# Schlimm?



## Psychomantis87 (5. Oktober 2008)

huhu

is es eigentlich schlimm sich bei buffed nich abzumelden sonder wenn man einfach immer angemeldet bleibt?

oder sollte man sich immer ausloggen?

cucucu


----------



## Roktarius (5. Oktober 2008)

Öhh...
Man meldet sich nach einer Zeit automatisch ab...und warum sollte es schlimm sein, wenn man sich nicht abmeldet?

Greetz


----------



## Molo^ (5. Oktober 2008)

Was soll daran schlimm sein ? 


			Dieser Inhalt steht nur eingeloggten Mitgliedern zur Verfügung.


----------



## Syrahna (5. Oktober 2008)

Immer ausloggen.. wenn du es beim 3x mal nicht machst bekommste nen keylogger und musst dein windows neu draufspielen, da sonst dein wow dauernd gehackt wird (oder war oder was auch immer)


----------



## Serenas (5. Oktober 2008)

Nö, es gibt keinen grund sich abzumelden, außer den Acc zu wechseln.


----------



## Ncor (5. Oktober 2008)

Psychomantis87 schrieb:


> huhu
> 
> is es eigentlich schlimm sich bei buffed nich abzumelden sonder wenn man einfach immer angemeldet bleibt?
> 
> ...




echt geiles thema du soltest 'n talkshow auf arte oder im zdf bekommen


----------



## Ath3îst1c! (5. Oktober 2008)

Das ist vollkommen wurst.
Ich bleib einfach immer angemeldet..


----------



## Hasal (5. Oktober 2008)

Ich logg mich nie aus.

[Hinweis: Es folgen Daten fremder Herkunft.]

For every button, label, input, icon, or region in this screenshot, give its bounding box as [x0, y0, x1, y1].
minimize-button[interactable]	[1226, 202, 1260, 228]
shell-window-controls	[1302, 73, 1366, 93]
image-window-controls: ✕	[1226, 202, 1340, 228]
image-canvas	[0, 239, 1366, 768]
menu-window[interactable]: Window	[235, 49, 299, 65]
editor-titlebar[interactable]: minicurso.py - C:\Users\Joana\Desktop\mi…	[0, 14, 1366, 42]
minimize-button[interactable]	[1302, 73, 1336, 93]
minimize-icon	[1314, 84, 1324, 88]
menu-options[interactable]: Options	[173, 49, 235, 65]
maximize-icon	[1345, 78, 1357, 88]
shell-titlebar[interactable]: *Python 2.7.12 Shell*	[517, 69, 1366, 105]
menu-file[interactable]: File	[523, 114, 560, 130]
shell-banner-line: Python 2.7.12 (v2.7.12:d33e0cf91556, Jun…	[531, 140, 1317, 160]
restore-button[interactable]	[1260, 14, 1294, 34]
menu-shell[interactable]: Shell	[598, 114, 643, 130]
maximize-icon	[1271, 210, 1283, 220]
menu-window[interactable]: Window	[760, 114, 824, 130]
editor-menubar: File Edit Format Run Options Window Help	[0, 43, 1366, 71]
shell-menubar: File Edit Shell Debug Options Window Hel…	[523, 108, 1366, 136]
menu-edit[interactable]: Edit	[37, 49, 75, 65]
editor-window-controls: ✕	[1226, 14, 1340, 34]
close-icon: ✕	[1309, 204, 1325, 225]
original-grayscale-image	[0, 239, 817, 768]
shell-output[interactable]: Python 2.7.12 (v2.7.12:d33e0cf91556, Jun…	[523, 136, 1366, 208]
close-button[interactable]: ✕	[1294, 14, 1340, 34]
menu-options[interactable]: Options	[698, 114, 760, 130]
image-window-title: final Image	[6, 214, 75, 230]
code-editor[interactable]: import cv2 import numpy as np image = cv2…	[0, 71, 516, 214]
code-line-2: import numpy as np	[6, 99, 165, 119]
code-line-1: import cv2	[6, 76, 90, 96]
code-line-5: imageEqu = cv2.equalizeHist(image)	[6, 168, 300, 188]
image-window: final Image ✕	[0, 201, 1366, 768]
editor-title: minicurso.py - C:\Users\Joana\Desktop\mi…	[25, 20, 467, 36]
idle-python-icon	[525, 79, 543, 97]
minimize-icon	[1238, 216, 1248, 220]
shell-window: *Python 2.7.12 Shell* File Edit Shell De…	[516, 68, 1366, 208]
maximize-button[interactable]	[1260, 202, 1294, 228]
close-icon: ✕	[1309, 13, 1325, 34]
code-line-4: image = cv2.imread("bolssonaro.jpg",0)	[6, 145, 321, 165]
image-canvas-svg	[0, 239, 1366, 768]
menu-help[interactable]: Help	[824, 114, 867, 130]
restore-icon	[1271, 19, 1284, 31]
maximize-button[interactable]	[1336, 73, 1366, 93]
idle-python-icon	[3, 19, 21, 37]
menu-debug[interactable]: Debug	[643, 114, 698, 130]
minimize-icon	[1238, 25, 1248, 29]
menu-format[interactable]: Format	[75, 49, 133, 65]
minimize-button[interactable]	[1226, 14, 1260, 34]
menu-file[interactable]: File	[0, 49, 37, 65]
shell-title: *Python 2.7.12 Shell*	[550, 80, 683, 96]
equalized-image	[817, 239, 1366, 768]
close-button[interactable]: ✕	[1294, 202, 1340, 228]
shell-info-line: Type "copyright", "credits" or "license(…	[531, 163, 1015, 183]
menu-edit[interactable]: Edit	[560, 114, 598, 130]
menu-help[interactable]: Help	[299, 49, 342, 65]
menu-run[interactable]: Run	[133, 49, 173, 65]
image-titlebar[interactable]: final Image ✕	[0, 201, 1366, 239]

Muss mich zwar manchmal neu anmelden, aber ansonsten. Wüsste auch nicht wieso es schlimm sein sollte.

Achja, was genau hat das mit WoW zu tun?


----------



## Brunch1 (5. Oktober 2008)

klar, du wirst tollwut bekommen, vielleicht noch die pest wen du nicht aufpasst....,  


			Dieser Inhalt steht nur eingeloggten Mitgliedern zur Verfügung.
        

 
nein, ich denke mal das schlimmste was passieren kann ist das ein anderer auf deinen buffed account zugreifen kann


----------



## L-MWarFReak (5. Oktober 2008)

ICh auch nicht... macht keinen unterschied =)


mfG


----------



## Peaceplant (5. Oktober 2008)

Ncor schrieb:


> echt geiles thema du soltest 'n talkshow auf arte oder im zdf bekommen



Nein für eine Talkshow reichst noch nicht ganz ^^


----------



## Psychomantis87 (5. Oktober 2008)

Serenas schrieb:


> Nö, es gibt keinen grund sich abzumelden, außer den Acc zu wechseln.



danke =D


----------



## Megamage (5. Oktober 2008)

Hasal und Psycho haben den gleichen Avatar *Verwirr*


----------



## Obilix (5. Oktober 2008)

Psychomantis87 schrieb:


> ***
> 
> cucucu




hihihi
totalegal und völlig wurst (das abmelden^^)
/ironie
....ausser: du stellst deinen laptop (sollte es denn einer sein) an einen öffentlichen ort, meldest dich bei bugffed an und gehst dann auf einen kaffee ins Gasthaus an der anderen strassenseite. falls du dann auf keinen fall willst dass vielleicht irgendein spitzbübischer bösewicht ungewollte buffed foren einträge postet, wäre es klug sich vorher abzumelden.
/ironie ende


----------



## karoc (5. Oktober 2008)

Wenn den PC noch jemand außer dir benutzt oder du einen öffentlichen PC benutzt solltest du dich immer Abmelden.


----------



## Pusillin (5. Oktober 2008)

.... bleibe immer angemeldet...
sehe auch keinen grund, es seidenn du steckst viel mühe in deinen buffed account,
dann wäre es ratsam, aber net notwendig, sich immer abzumelden.


----------



## Hasal (5. Oktober 2008)

Megamage schrieb:


> Hasal und Psycho haben den gleichen Avatar *Verwirr*






			Dieser Inhalt steht nur eingeloggten Mitgliedern zur Verfügung.
        

 Nur wer kam zuerst auf die Idee?


----------



## Karzaak (5. Oktober 2008)

Obilix schrieb:


> /ironie
> ....ausser: du stellst deinen laptop (sollte es denn einer sein) an einen öffentlichen ort, meldest dich bei bugffed an und gehst dann auf einen kaffee ins Gasthaus an der anderen strassenseite. falls du dann auf keinen fall willst dass vielleicht irgendein spitzbübischer bösewicht ungewollte buffed foren einträge postet, wäre es klug sich vorher abzumelden.
> /ironie ende




Ich fürchte du weisst nicht was Ironie bedeutet...

geheuchelte Unwissenheit/Verstellung

Ist nicht böse gemeint, aber diese seltsamen /ironie on posts immer..


----------



## Psychomantis87 (5. Oktober 2008)

Hasal schrieb:


> Dieser Inhalt steht nur eingeloggten Mitgliedern zur Verfügung.
> 
> 
> Nur wer kam zuerst auf die Idee?




glaub du^^

wundert mich nur das es nich noch mehr haben, is ja die beste spiel serie aller zeiten =D


----------